Le temps passe et qu'en retient-on ? Guerres, matchs, élections, les actualités se succèdent et il n'en reste pas de leçons, ou alors, des traumatismes, pour ceux qui la subisse. Pourrions nous réfléchir chaque événement pour en sortir changé, ou au moins, mûri ?

Attentats de janvier 2015, les faits sont frais et bien documentés, on peut s'épargner la description pour mieux comprendre ce qui a le plus frappé les esprits. Tout fut neuf pour les plus jeunes, mais d'autres y ont retrouvé du connu. La fuite filmée des frères Kouachi aura rappelé la cavale de Khaled Kelkal, abattu à terre par des gendarmes d'élite en septembre 1995, après avoir participé à plusieurs attentats, dont, une bombe dans le métro Saint-Michel en plein centre de Paris (8 morts et 117 blessés). Les victimes juives de l'Hyper Casher de la porte de Vincennes se sont ajoutées à une longue liste d'attentats antisémites, depuis la rue Copernic en 1980, ou plus récemment, Mohammed Merah, Toulouse, 2012. La nouveauté, c'est d'avoir vu une scène de guerre dans un journal, Charlie Hebdo, 12 morts.

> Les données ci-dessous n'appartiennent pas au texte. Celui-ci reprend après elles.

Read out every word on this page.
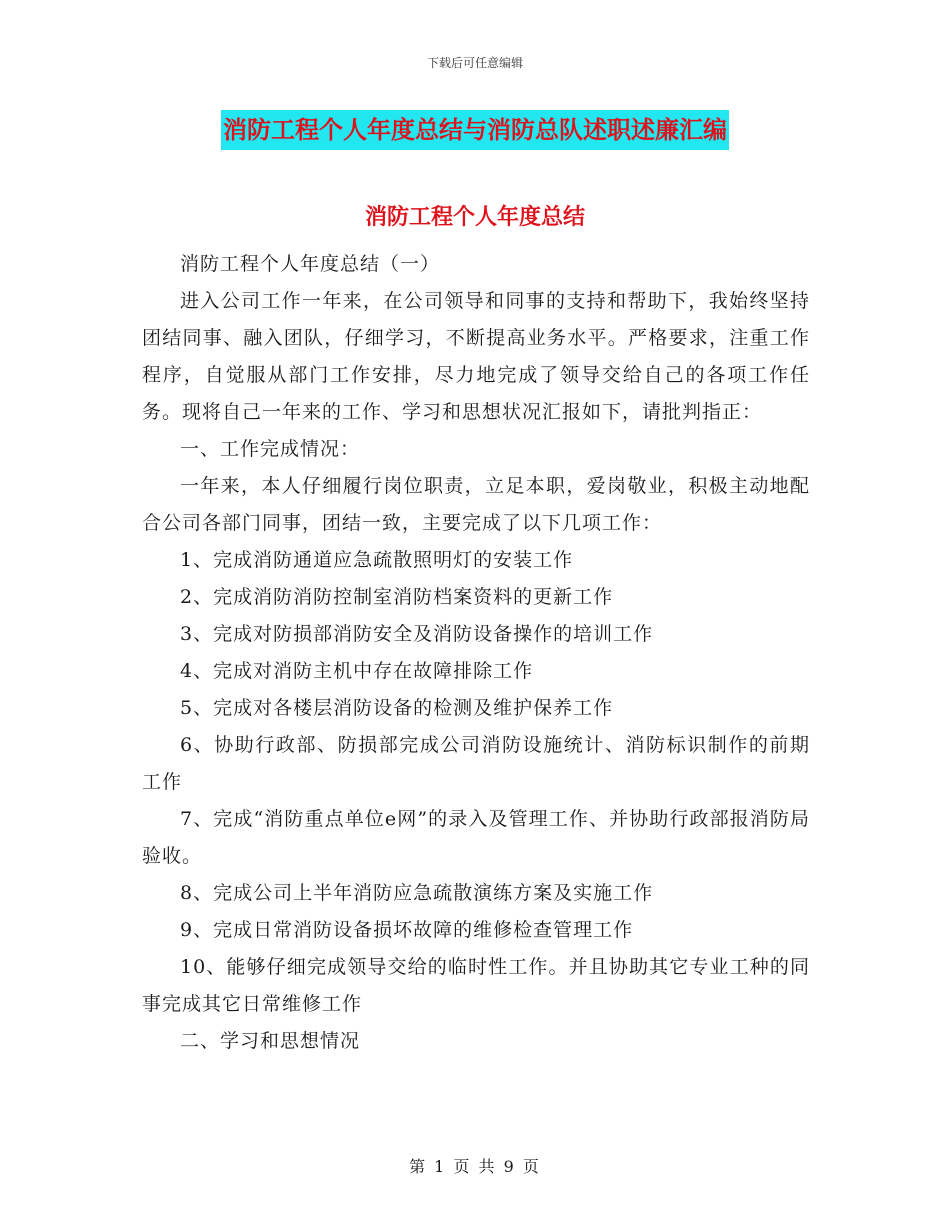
下载后可任意编辑
消防工程个人年度总结与消防总队述职述廉汇编
消防工程个人年度总结

消防工程个人年度总结（一）

进入公司工作一年来，在公司领导和同事的支持和帮助下，我始终坚持团结同事、融入团队，仔细学习，不断提高业务水平。严格要求，注重工作程序，自觉服从部门工作安排，尽力地完成了领导交给自己的各项工作任务。现将自己一年来的工作、学习和思想状况汇报如下，请批判指正：

一、工作完成情况：

一年来，本人仔细履行岗位职责，立足本职，爱岗敬业，积极主动地配合公司各部门同事，团结一致，主要完成了以下几项工作：

1、完成消防通道应急疏散照明灯的安装工作

2、完成消防消防控制室消防档案资料的更新工作

3、完成对防损部消防安全及消防设备操作的培训工作

4、完成对消防主机中存在故障排除工作

5、完成对各楼层消防设备的检测及维护保养工作

6、协助行政部、防损部完成公司消防设施统计、消防标识制作的前期工作

7、完成“消防重点单位e网”的录入及管理工作、并协助行政部报消防局验收。

8、完成公司上半年消防应急疏散演练方案及实施工作

9、完成日常消防设备损坏故障的维修检查管理工作

10、能够仔细完成领导交给的临时性工作。并且协助其它专业工种的同事完成其它日常维修工作

二、学习和思想情况

第 1 页 共 9 页
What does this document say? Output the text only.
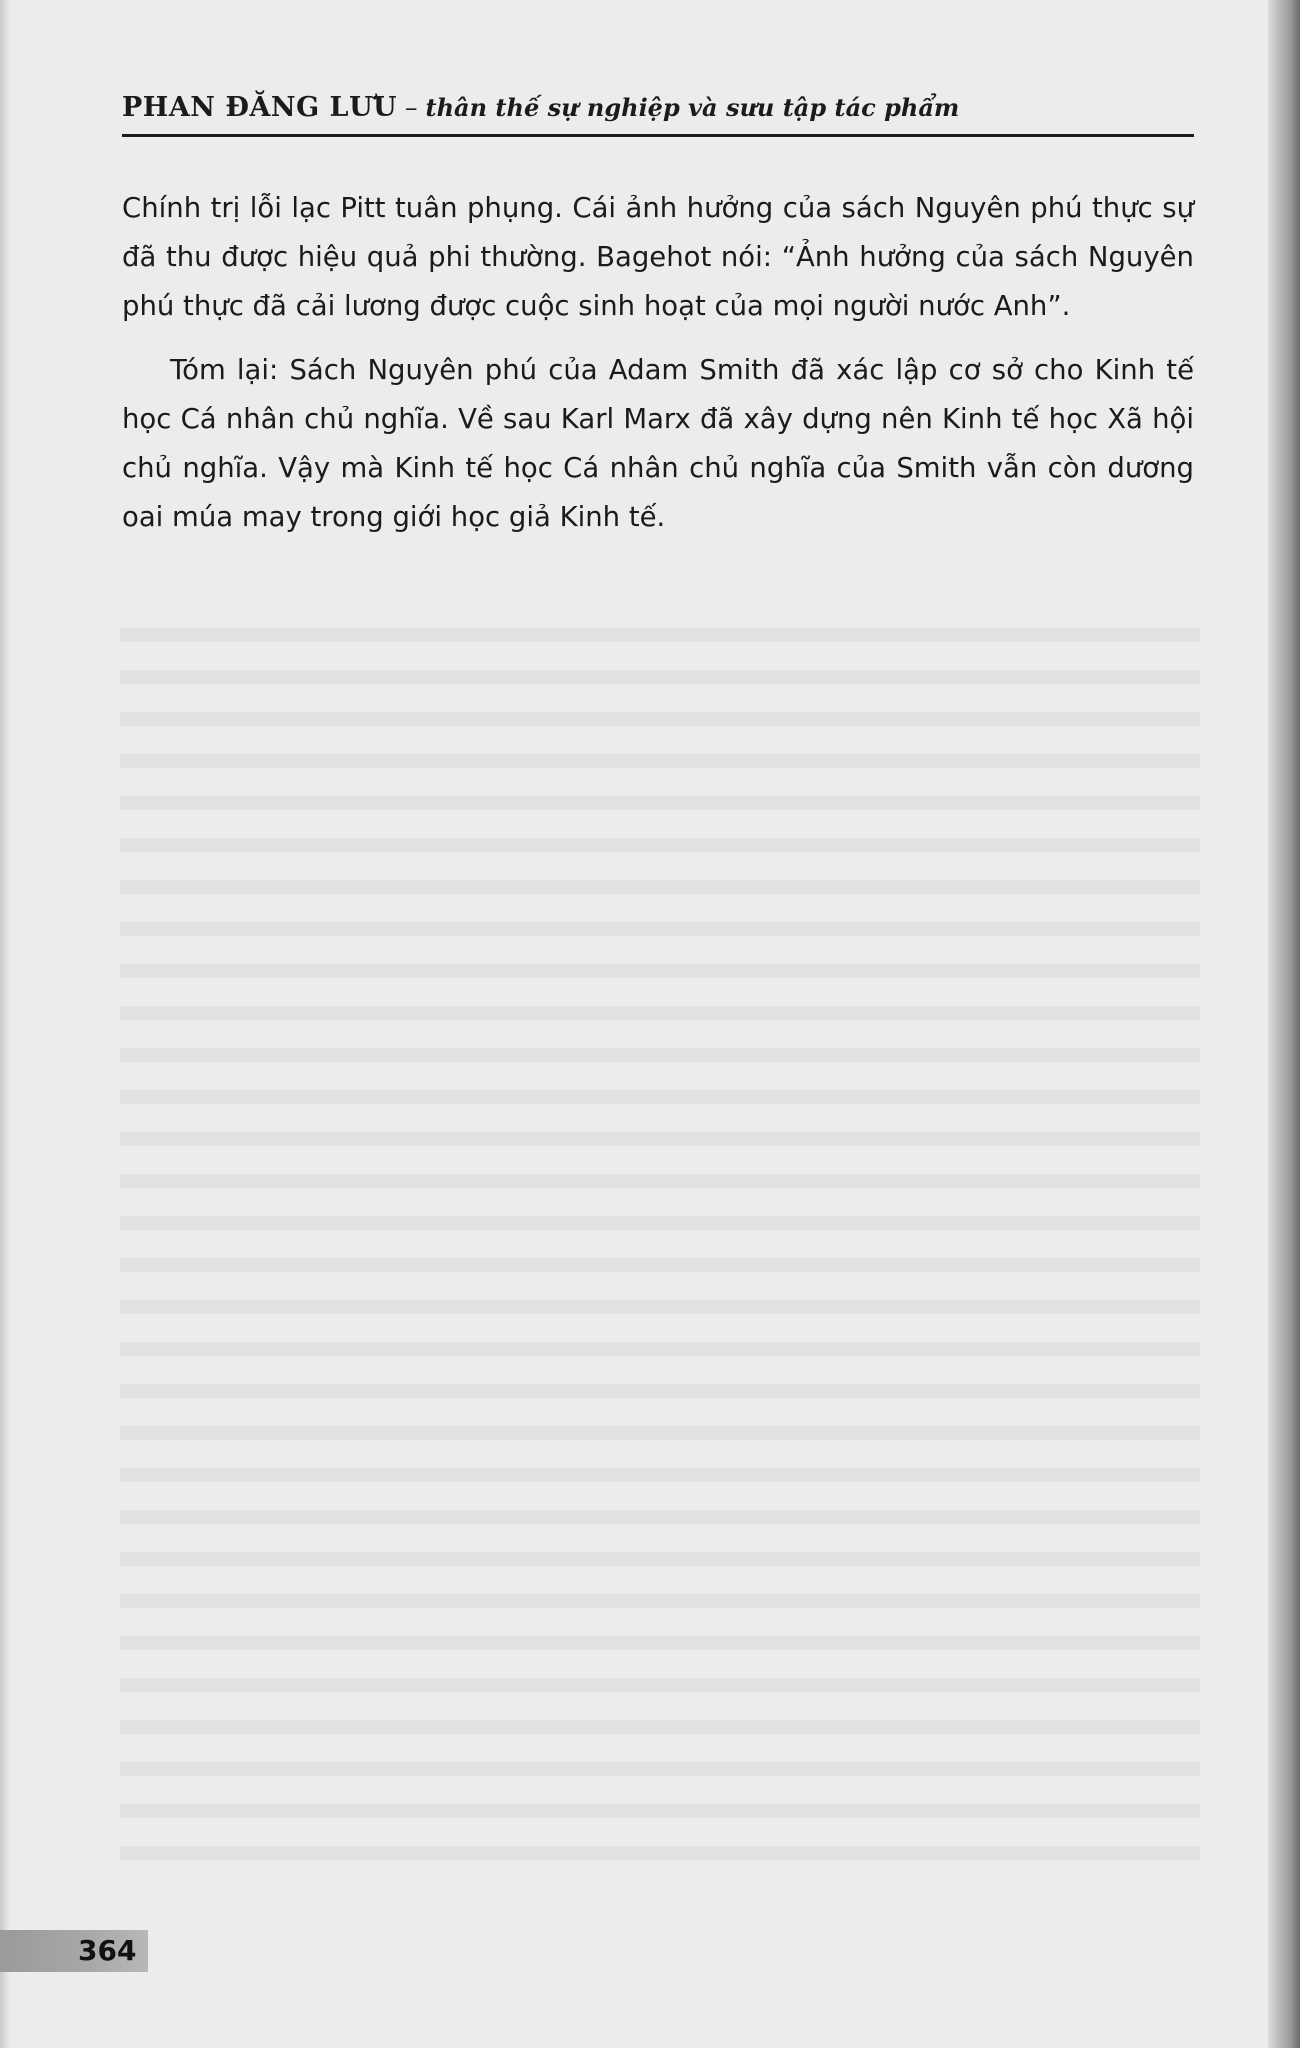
PHAN ĐĂNG LƯU – thân thế sự nghiệp và sưu tập tác phẩm

Chính trị lỗi lạc Pitt tuân phụng. Cái ảnh hưởng của sách Nguyên phú thực sự đã thu được hiệu quả phi thường. Bagehot nói: “Ảnh hưởng của sách Nguyên phú thực đã cải lương được cuộc sinh hoạt của mọi người nước Anh”.

Tóm lại: Sách Nguyên phú của Adam Smith đã xác lập cơ sở cho Kinh tế học Cá nhân chủ nghĩa. Về sau Karl Marx đã xây dựng nên Kinh tế học Xã hội chủ nghĩa. Vậy mà Kinh tế học Cá nhân chủ nghĩa của Smith vẫn còn dương oai múa may trong giới học giả Kinh tế.

364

Le slogan Je suis Charlie a pu mettre 4 millions de personnes dans les rues, des consciences se sont indignées que l'on ait moins parlé des victimes juives.

Des français innocents

En 1980, l'attentat de la rue Copernic est le premier attentat antisémite en France depuis la seconde guerre mondiale. On soupçonne alors l'extrême-droite, dont les rangs conservaient encore une mémoire vivante et nostalgique du IIIe Reich. Ce soupçon est volontairement utilisé politiquement par le PS, qui sera élu en 1981. Des policiers ont dénoncé des pressions politiques pour ne pas explorer des pistes qui conduisaient au Moyen-Orient, et même précisément à un palestinien. Questionné dans l'urgence, à une époque où les ministres n'étaient pas coaché par des story-tellers (bonimenteurs), Raymond Barre a le mot malheureux de «français innocents», pour qualifier les victimes collatérales d'un attentat visant des juifs dans une synagogue.

Il est intéressant de se repasser la bande. Au moment ou Barre dit cette phrase, il cherche ses mots et il lâche ce qu'il pense spontanément. Il en sort un préjugé de génération et de milieu social, qui aurait pu tout aussi bien être raciste, sexiste, ou homophobe. Un premier ministre se doit de calibrer une parole pour tous les français, mais il ne les connaît pas tous, il vient toujours d'une expérience limitée de la société. D'aucun disent encore que Barre était antisémite. C'est mal comprendre toutes les nuances de droite. Il ne s'agit pas de ces insinuations bien plus adroites d'un Soral ou d'un Dieudonné.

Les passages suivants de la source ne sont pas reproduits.